# Overview
I aim to integrate [[Open Science]] best practices directly into my workflow, which is not just about making commitments to open science, but also making it easier on ourselves when we need to re-learn and make changes to old projects, or to make future changes that require re-generating all results. Here, I outline the tools and approaches I use to organize information about projects.
# Literature
- I manage academic literature through [Zotero](https://www.zotero.org/) with the appropriate [browser connector](https://www.zotero.org/download/connectors) for quickly grabbing paper metadata
- I jot down nots on the pdf/paper itself, but after reading an article I try to extract notes and summarize the article as a page in my [[Obsidian]] repository. Tags are added to each note and they are roughly organized into folders by general subject area.
- For reading books, I strive (yet often fail) to follow Paul Edwards' guide ["How to Read a Book"](https://pne.people.si.umich.edu/PDF/howtoread.pdf).
# Data management
- Most files I store in Dropbox, which I pay a premium subscription for. All projects have a dropbox folder for large files, binaries, and assets such as presentations, e.g., things that should not be committed to a GitHub repository.
- Very large files and database-organized data I stored on Google Cloud, and in particular Google BigQuery.
# Analytical projects
- I maintain a separate [GitHub] repository for every project. I generally start by forking [this project template](https://github.com/murrayds/project-template), which has a space for organizing just about everything we need in a project's lifecycle.
- I also maintain a separate [[Obsidian]] folder for each project, which contains notes, ideas, and summaries.
- I do initial analysis in Jupyter and R notebooks. My choice of python or R depends on use case; I'm generally more comfortable with data processing and visualization in R, but use Python for libraries and making use of certain libraries. Usually, I have `scratch.ipynb` and `scratch.rmd` files that I leave untracked on GitHub.

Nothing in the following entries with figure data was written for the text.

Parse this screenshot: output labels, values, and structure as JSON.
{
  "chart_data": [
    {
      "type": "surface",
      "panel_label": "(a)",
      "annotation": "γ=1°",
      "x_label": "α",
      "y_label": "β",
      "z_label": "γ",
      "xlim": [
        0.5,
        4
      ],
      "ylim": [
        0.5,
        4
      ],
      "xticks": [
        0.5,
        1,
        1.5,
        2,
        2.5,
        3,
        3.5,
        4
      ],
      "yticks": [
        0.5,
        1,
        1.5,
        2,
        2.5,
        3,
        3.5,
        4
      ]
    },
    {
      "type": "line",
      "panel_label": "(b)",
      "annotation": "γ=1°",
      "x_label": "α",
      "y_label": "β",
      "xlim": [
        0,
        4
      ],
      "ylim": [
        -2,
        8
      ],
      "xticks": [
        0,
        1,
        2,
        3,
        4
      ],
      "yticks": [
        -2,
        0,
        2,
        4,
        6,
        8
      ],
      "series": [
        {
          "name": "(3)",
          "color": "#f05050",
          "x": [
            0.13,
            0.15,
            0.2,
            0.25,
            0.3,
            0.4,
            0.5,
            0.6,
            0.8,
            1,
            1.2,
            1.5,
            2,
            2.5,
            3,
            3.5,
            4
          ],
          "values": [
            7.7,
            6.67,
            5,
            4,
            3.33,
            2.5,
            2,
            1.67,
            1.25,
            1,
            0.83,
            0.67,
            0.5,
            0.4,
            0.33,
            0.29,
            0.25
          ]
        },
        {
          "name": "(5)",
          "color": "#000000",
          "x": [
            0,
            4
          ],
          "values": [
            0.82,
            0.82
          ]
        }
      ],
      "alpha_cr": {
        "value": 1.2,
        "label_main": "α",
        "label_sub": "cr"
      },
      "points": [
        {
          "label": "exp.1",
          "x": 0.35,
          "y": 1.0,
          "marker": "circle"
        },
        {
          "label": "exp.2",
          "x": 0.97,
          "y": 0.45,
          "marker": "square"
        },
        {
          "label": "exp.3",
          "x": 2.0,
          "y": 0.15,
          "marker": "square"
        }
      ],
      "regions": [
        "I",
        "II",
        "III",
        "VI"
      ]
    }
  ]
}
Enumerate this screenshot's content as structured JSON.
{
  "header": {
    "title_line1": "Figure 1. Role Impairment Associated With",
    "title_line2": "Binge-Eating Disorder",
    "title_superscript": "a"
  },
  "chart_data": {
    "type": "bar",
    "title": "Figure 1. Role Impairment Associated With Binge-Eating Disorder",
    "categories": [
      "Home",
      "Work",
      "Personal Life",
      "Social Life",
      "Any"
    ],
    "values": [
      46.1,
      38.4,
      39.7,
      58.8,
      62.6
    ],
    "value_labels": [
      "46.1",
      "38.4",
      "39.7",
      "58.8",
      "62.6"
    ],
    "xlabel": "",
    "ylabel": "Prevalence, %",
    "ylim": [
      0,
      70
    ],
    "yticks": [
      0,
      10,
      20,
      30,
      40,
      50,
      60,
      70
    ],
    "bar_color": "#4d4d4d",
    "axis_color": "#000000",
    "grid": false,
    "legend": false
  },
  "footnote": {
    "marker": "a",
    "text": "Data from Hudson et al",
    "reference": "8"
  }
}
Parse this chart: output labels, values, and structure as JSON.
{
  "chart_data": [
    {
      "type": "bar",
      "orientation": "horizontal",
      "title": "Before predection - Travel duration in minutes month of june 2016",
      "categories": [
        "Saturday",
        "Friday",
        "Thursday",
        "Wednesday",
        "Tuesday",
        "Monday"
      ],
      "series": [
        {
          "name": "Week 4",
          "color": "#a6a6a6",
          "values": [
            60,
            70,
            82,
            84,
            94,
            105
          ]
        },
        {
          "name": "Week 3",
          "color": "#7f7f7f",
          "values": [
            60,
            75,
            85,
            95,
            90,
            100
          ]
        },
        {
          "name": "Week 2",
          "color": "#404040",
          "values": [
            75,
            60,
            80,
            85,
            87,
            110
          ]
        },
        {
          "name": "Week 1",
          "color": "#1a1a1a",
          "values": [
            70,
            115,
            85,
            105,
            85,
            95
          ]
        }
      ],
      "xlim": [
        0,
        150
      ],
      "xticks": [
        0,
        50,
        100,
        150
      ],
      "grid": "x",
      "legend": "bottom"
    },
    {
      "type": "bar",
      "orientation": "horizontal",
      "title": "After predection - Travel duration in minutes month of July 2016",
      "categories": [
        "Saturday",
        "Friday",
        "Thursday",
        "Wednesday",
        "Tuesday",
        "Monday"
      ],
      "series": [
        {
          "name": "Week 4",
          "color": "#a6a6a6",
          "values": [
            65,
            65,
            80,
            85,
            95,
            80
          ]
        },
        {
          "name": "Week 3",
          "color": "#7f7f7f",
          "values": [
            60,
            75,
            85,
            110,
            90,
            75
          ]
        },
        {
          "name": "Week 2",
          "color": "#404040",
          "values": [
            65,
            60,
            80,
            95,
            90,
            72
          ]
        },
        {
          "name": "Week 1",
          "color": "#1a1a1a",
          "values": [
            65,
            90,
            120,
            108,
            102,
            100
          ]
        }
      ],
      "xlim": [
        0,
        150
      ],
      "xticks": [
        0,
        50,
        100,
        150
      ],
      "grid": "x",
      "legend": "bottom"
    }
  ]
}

- Once I am happy with the direction of an analysis, I convert the notebook into a dedicated script.
- I strive to have a [[Snakemake]] pipeline that automates the entire workflow from raw data to final publication-ready figures.
- I try to make ample use of [[Conda]] environments to make code reproducible. As a next level, I'm also trying to use [Singularity](https://docs.sylabs.io/guides/3.5/user-guide/introduction.html) to containerize my code.
- I attempt to do as much as I can locally, but when not feasible, I run jobs on the [[Discovery SuperComputer]].
- In general, I strive to adhere to the [Documentation is Automation](https://cacm.acm.org/magazines/2018/6/228040-documentation-is-automation/abstract) philosophy, namely that even in places where code automation is not relevant, appropriate documentation of your methodology and approach is essential.
# Writing
- Initial writing I usually do in Google Docs due to how easy it is to access and use.
- When writing gets at all serious, I will switch to writing in LaTeX. While the standard [project template]([this project template](https://github.com/murrayds/project-template),) has a spot to put the files, I still prefer working with overleaf in most cases, due to its accessibility, collaboration features, and the fact that it hides much of the technical details of LaTeX compilation that so often cause headache.
# Collaboration
- Attempt to leave a paper trail for questions, which makes it easier to recall decisions later and to come to a consensus about priorities. Email is great for handling simple questions. Slack works for general chatter and back-and-forth.
- Specific analytical questions and bugs should be handled through the [[GitHub#Issues| GitHub issues]] system.